Dos respuestas

Dos respuestas: una “sí” y una “no” dan dos hijos en una nueva parábola que nos presenta el Evangelio de San Mateo (Mt. 21, 28-32). Nos cuenta Jesús que un padre envía a sus dos hijos a trabajar. Uno le contesta que sí va a ir ... pero realmente se escapa de su obligación y no va. El otro le dice que no quiere ir, pero luego recapacita y va a hacer lo que el padre quiere.

Y Jesús pregunta a aquéllos presentes, quienes se oponían a sus enseñanzas: “¿Cuál de los dos hijos hizo la voluntad del padre?”. Después de la única respuesta que podía darse, el Señor pasa a acusar a sus interlocutores, diciéndoles que los pecadores, “los publicanos y prostitutas se les han adelantado en el camino del Reino de Dios”. Y confirma su acusación, reclamándoles que no le hicieron caso a San Juan Bautista, cuando predicaba la conversión y el arrepentimiento.

¿Por qué esta fuerte reprensión del Señor? Porque ésos que se oponían a Jesús eran miembros importantes del pueblo elegido por Dios, eran los primeros llamados para recibir el mensaje de salvación que trae el Mesías esperado. Ellos habían dado el “sí”, como lo dio el primero de los hijos, pero luego no hacen lo que el Padre espera de ellos.

Se sentían muy seguros de su “sabiduría” y de su “santidad”... Tan santos se consideraban, que creían que no necesitaban convertirse cuando el Bautista llamaba al arrepentimiento. Y tan sabios, que pretendían oponerse al Mesías enviado por Dios.

Un hijo representa a los pecadores reformados, a aquéllos que primero dicen que no, pero luego se arrepienten y terminan haciendo la voluntad del padre. Por eso Jesús les hacer ver a los allí presentes -y nos hace ver a nosotros hoy- que los pecadores, los despreciados por ellos, pueden estar más abiertos para seguir la Voluntad Divina y, por tanto, para recibir el Reino de Dios, que aquéllos que ya se consideran sabios y santos.

Si el que ha dicho sí inicialmente, se aparta del bien y del camino de la voluntad de Dios, no puede culpar a Dios de su inconstancia, de su pecado, sino que tiene que buscar la culpa en sí mismo. Eso nos lo dice el Señor por boca del Profeta Ezequiel, ratificando lo que Jesús ha planteado en esa parábola. “Cuando el justo (el santo) se aparata de su justicia (de su santidad), comete la maldad y muere; muere por la maldad que cometió. Cuando el pecador se arrepiente del mal que hizo y practica la rectitud y la justicia, si recapacita y se aparta de los delitos cometidos, ciertamente vivirá y no morirá” (Ez. 18, 25-28).

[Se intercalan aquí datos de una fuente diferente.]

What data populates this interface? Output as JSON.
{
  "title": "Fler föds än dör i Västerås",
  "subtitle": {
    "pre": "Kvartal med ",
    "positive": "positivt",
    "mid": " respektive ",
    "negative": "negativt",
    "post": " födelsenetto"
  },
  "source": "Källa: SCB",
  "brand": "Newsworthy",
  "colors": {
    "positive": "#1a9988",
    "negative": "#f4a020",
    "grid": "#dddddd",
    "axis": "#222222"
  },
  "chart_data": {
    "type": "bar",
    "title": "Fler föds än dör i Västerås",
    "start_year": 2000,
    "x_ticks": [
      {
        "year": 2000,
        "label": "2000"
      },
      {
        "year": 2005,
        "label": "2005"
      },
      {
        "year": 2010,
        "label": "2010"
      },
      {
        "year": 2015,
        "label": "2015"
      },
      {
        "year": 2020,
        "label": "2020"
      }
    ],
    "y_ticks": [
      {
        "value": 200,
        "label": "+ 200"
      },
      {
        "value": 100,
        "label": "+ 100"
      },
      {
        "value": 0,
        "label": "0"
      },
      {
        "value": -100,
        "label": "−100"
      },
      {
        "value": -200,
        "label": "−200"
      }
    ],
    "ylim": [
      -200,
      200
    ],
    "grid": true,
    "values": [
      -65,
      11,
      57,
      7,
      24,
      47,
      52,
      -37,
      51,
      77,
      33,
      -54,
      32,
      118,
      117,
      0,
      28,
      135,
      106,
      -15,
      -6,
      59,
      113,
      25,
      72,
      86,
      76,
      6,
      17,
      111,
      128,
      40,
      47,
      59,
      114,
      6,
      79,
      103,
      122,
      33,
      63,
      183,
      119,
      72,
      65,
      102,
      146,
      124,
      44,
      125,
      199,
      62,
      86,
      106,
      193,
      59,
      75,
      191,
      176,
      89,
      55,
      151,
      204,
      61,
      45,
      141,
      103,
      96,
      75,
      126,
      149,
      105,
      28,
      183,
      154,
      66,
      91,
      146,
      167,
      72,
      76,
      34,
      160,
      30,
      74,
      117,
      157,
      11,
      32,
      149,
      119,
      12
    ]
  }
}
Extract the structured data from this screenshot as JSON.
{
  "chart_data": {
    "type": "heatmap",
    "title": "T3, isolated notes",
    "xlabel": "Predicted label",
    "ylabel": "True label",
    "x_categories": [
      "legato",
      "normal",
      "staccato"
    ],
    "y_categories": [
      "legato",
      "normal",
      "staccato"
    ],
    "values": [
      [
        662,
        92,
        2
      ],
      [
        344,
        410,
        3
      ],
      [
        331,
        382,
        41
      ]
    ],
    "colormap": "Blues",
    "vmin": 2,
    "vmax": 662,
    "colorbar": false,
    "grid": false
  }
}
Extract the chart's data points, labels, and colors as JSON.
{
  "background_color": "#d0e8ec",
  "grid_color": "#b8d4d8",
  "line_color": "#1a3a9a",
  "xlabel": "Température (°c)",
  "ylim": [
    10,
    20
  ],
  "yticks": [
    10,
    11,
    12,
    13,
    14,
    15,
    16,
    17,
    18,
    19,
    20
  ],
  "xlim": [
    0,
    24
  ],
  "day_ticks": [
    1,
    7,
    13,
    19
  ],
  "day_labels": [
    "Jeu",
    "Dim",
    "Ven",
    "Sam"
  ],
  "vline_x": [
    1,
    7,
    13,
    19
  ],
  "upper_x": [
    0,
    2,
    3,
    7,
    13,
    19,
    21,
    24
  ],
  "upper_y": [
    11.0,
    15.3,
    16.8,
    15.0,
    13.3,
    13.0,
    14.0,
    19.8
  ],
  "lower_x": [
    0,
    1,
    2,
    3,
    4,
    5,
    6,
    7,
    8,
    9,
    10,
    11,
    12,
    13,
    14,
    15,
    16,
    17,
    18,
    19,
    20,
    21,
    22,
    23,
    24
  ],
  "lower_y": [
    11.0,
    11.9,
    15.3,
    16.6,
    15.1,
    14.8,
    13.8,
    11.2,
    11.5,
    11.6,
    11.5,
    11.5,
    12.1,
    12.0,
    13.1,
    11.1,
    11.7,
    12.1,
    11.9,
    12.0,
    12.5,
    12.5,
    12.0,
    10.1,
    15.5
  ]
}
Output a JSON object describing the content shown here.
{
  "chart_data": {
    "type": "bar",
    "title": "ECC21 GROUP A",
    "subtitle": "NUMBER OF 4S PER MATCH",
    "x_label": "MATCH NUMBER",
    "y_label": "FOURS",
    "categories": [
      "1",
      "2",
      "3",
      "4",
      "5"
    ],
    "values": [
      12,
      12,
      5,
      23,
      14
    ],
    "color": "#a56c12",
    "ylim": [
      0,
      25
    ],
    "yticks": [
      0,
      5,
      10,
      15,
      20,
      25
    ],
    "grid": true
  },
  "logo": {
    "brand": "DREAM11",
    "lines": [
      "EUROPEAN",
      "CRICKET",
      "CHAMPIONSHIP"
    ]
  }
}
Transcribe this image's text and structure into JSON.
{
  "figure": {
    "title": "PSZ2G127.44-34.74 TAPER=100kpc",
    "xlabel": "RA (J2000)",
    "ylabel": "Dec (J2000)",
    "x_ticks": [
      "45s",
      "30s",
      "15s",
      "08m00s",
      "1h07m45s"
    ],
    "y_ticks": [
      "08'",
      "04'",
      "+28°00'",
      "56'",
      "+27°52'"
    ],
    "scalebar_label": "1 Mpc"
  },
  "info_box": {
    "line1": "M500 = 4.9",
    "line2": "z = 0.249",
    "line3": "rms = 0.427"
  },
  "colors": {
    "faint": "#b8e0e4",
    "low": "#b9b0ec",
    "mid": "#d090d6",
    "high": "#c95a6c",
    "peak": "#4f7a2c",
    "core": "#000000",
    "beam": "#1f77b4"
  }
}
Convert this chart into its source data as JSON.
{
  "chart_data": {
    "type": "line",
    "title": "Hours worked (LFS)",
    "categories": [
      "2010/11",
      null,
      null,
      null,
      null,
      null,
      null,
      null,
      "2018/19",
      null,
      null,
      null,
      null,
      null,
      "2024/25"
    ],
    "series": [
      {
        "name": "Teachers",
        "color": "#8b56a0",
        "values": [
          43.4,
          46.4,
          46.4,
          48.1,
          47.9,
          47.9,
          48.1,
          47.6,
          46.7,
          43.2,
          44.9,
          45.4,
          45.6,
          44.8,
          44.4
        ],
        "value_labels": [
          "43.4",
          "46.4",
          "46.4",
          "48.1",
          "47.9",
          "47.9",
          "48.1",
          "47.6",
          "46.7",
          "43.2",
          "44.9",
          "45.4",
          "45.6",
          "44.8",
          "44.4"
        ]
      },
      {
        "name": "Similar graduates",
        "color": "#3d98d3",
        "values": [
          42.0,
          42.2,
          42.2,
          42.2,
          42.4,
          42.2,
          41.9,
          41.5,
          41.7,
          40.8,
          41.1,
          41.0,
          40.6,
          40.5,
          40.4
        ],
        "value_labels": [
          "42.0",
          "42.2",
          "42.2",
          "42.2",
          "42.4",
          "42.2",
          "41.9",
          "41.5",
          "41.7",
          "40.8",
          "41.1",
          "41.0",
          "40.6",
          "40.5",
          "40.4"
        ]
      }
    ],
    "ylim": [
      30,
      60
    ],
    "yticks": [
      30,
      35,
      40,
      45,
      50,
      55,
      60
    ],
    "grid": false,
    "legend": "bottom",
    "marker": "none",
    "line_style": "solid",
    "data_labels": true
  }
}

Resumiendo: Mientras estemos vivos siempre hay oportunidad de recapacitar y de arrepentirse. Pero no por esto hay que esperar el último momento, porque no sabemos el día, ni la hora (cfr. Mt. 24, 26).

Y no basta ser fiel por un tiempo: para vivir en la Voluntad de Dios se requiere constancia y perseverancia hasta el final. “El que se mantenga firme hasta el final, se salvará” (Mc. 13, 13). Es otra de las enseñanzas de esta parábola. Tampoco hay que sentirse seguro: “El que crea estar en pie, cuide de no caer” (1Cor. 10, 12).

Por último, estas lecturas constituyen un nuevo llamado a la humildad, a sabernos necesitados de conversión siempre ... hasta el último momento.

San Pablo nos enseña hasta dónde llega la humildad de Jesús, que en todo debemos imitar: “El, a pesar de ser Dios, nunca hizo alarde de su condición de Dios, sino más bien se rebajó a sí mismo ... se hizo semejante a los hombres ... se humilló a sí mismo y por obediencia aceptó incluso la muerte, y una muerte de cruz”. (Flp. 2, 1-11).